Bookish, a 6-part, tightly edited but still not interesting enough, series is leaden with atmospheric tension. This is London in 1946; the Depression hangs dangerously in the air. There are long queues at food shops, which two detectives insouciantly break while in the line of duty.
But the focus of the labyrinthian plot is a bookshop owner eponymously named Gabriel Book (imagine if he was a criminal he could named Gabriel Crook, or a chef Gabriel Cook). Mr Book (played with a mischievous wisdom by Mark Gatiss) seems more interested in young boys than books, which is not so okay back in those times.
When we first meet Gabriel Book, he has just recruited the rakish Jack (Connor Finch) as an assistant in his bookshop. Gabriel’s interest in Jack seems more than cursory, though he pretends otherwise.
Gatiss, who has also co-written this intriguing failure, is adept at bringing out the onion-like layers in Gabriel Book’s character, especially his relationship with his wife Trottie (Polly Walker). Book loves his wife; they cuddle up in bed, but they sleep apart.

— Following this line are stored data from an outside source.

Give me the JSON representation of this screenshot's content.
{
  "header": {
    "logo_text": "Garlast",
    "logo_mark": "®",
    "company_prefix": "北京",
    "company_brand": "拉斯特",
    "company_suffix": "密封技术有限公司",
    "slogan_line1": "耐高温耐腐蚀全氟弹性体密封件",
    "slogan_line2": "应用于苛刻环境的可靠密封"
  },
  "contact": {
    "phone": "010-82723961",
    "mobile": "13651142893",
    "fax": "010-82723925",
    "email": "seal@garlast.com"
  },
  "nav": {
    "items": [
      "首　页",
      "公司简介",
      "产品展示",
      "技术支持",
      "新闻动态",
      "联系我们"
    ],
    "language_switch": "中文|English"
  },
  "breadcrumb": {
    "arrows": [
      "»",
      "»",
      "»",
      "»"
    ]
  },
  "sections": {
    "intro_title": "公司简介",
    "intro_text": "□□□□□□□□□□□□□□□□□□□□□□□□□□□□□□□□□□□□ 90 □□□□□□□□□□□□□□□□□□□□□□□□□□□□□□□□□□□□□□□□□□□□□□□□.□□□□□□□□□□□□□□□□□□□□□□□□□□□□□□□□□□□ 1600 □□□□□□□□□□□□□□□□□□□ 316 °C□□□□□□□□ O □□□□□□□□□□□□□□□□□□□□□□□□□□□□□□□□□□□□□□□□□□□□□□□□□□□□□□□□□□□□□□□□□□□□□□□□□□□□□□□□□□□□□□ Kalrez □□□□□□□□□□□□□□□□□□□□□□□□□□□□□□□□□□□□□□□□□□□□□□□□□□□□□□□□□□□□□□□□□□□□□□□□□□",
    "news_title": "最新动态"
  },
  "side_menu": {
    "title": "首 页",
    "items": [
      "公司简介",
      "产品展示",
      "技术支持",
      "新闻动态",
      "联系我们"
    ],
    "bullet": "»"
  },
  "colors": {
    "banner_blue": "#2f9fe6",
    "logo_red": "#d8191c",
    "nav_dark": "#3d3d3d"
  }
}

All this is purely in the realm of conjecture in a series that revels in innuendos. A fog of crypticism envelops the plot as Gabriel Book solves three murder mysteries, one more abstruse and dull than the other.
Not that the presentation is entirely denuded of interest. But the prevalent mood is lacklustre and self-important. The actors are keen enough to make themselves believable in the era they represent. But they don’t seem to go anywhere beyond the skin of their characters. The emotional underlayers are lost in a blizzard of haziness.
I had very little interest in the mysteries that were slithering into solutions, and almost zero patience waiting for them to be solved. Adding to the mood of fogginess is the nocturnal mood. Most of the shooting is done in the night light, adding to the feeling that we are being taken on a ride. Albeit in a stately stagecoach.